About a quarter of his compositions have been performed, which Murgatroyd feels is a respectable number for any composer.

Many solo and chamber pieces were written for various musicians who have impressed him over the years. Some were students he met while acting as accompanist at the Red Deer Festival of the Performing Arts (formerly Kiwanis Music Festival). Two years ago, Murgatroyd was honoured by the festival for a half-century of service.

His other recognitions are a Provincial Crowsnest Pass Music Award for Composition (1981), Red Deer and District Allied Arts Council Celebration of the Arts Award (1983), and the Red Deer, Alberta Centennial Award (1967).

Although Murgatroyd takes his composing seriously, his works are often slyly playful.

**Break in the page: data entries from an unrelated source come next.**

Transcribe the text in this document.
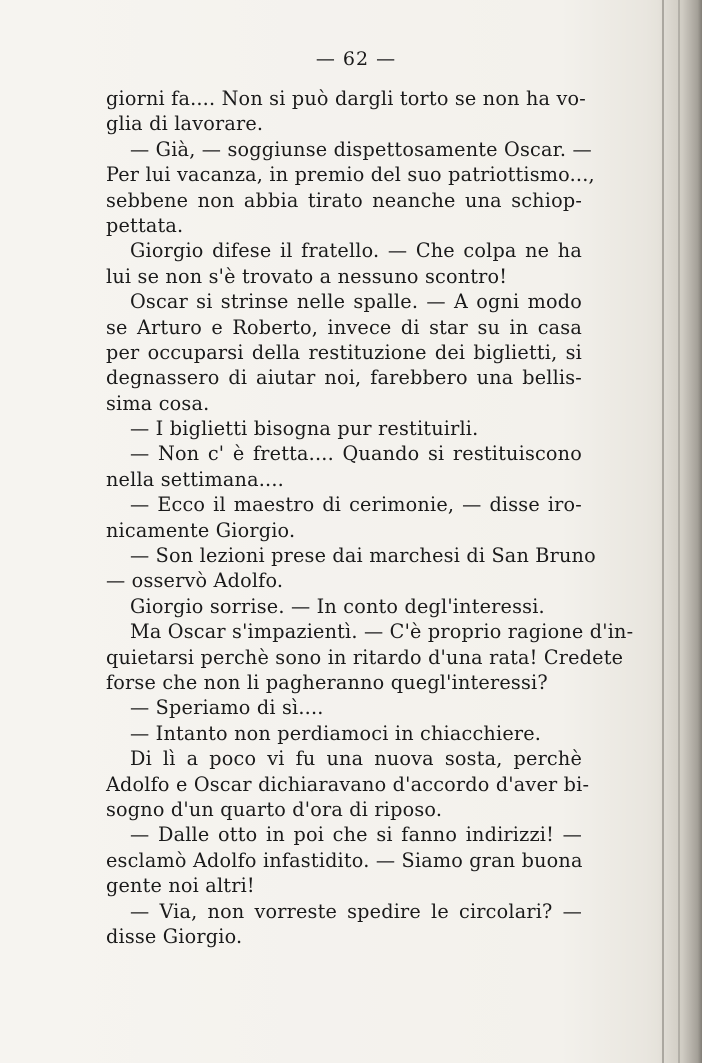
— 62 —
giorni fa.... Non si può dargli torto se non ha vo-
glia di lavorare.
— Già, — soggiunse dispettosamente Oscar. —
Per lui vacanza, in premio del suo patriottismo...,
sebbene non abbia tirato neanche una schiop-
pettata.
Giorgio difese il fratello. — Che colpa ne ha
lui se non s'è trovato a nessuno scontro!
Oscar si strinse nelle spalle. — A ogni modo
se Arturo e Roberto, invece di star su in casa
per occuparsi della restituzione dei biglietti, si
degnassero di aiutar noi, farebbero una bellis-
sima cosa.
— I biglietti bisogna pur restituirli.
— Non c' è fretta.... Quando si restituiscono
nella settimana....
— Ecco il maestro di cerimonie, — disse iro-
nicamente Giorgio.
— Son lezioni prese dai marchesi di San Bruno
— osservò Adolfo.
Giorgio sorrise. — In conto degl'interessi.
Ma Oscar s'impazientì. — C'è proprio ragione d'in-
quietarsi perchè sono in ritardo d'una rata! Credete
forse che non li pagheranno quegl'interessi?
— Speriamo di sì....
— Intanto non perdiamoci in chiacchiere.
Di lì a poco vi fu una nuova sosta, perchè
Adolfo e Oscar dichiaravano d'accordo d'aver bi-
sogno d'un quarto d'ora di riposo.
— Dalle otto in poi che si fanno indirizzi! —
esclamò Adolfo infastidito. — Siamo gran buona
gente noi altri!
— Via, non vorreste spedire le circolari? —
disse Giorgio.
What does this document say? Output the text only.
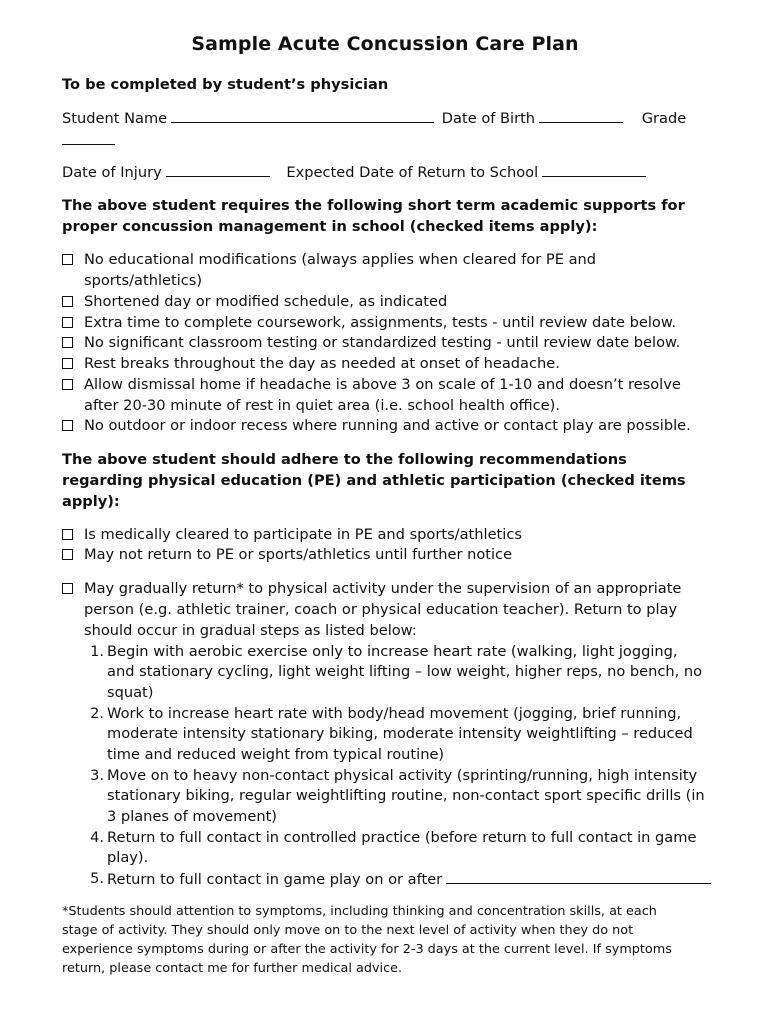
Sample Acute Concussion Care Plan
To be completed by student’s physician
Student Name	Date of Birth	Grade
Date of Injury	Expected Date of Return to School
The above student requires the following short term academic supports for
proper concussion management in school (checked items apply):
No educational modifications (always applies when cleared for PE and
sports/athletics)
Shortened day or modified schedule, as indicated
Extra time to complete coursework, assignments, tests - until review date below.
No significant classroom testing or standardized testing - until review date below.
Rest breaks throughout the day as needed at onset of headache.
Allow dismissal home if headache is above 3 on scale of 1-10 and doesn’t resolve
after 20-30 minute of rest in quiet area (i.e. school health office).
No outdoor or indoor recess where running and active or contact play are possible.
The above student should adhere to the following recommendations
regarding physical education (PE) and athletic participation (checked items
apply):
Is medically cleared to participate in PE and sports/athletics
May not return to PE or sports/athletics until further notice
May gradually return* to physical activity under the supervision of an appropriate
person (e.g. athletic trainer, coach or physical education teacher). Return to play
should occur in gradual steps as listed below:
1. Begin with aerobic exercise only to increase heart rate (walking, light jogging,
and stationary cycling, light weight lifting – low weight, higher reps, no bench, no
squat)
2. Work to increase heart rate with body/head movement (jogging, brief running,
moderate intensity stationary biking, moderate intensity weightlifting – reduced
time and reduced weight from typical routine)
3. Move on to heavy non-contact physical activity (sprinting/running, high intensity
stationary biking, regular weightlifting routine, non-contact sport specific drills (in
3 planes of movement)
4. Return to full contact in controlled practice (before return to full contact in game
play).
5. Return to full contact in game play on or after
*Students should attention to symptoms, including thinking and concentration skills, at each
stage of activity. They should only move on to the next level of activity when they do not
experience symptoms during or after the activity for 2-3 days at the current level. If symptoms
return, please contact me for further medical advice.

A friend once presented him with a free ticket to a piano concert that would have cost $26 for admission. He returned the favour by composing a piece of music that was as long as it would take to pay back the cost of admission at 50 cents for every bar of music written.

“It’s called Fifty Cents a Bar, Plus a Dime, because I thought at least I could write a piece for him that’s worth 50 cents a bar,” said Murgatroyd, with a grin.

The composer, who was married briefly and has a daughter who is a lawyer, has also never been afraid of experimentation.

For instance, his short work Cloud 11, which was performed by the Red Deer Symphony Orchestra, is based on palindrome. The notes in the first half are played in exactly the reverse order in the second. It’s written for an unusual grouping of instruments, including glockenspiel, chimes and gong.

Murgatroyd once wrote a duet for the unusual pairing of a tuba and flute — because why shouldn’t a tuba perform with a flute?

Parting ways with convention, he feels, is par for the course for any Canadian composer.

Like the diverse makeup of this country’s population, “Canadian music will never be any one thing. It will be many things.”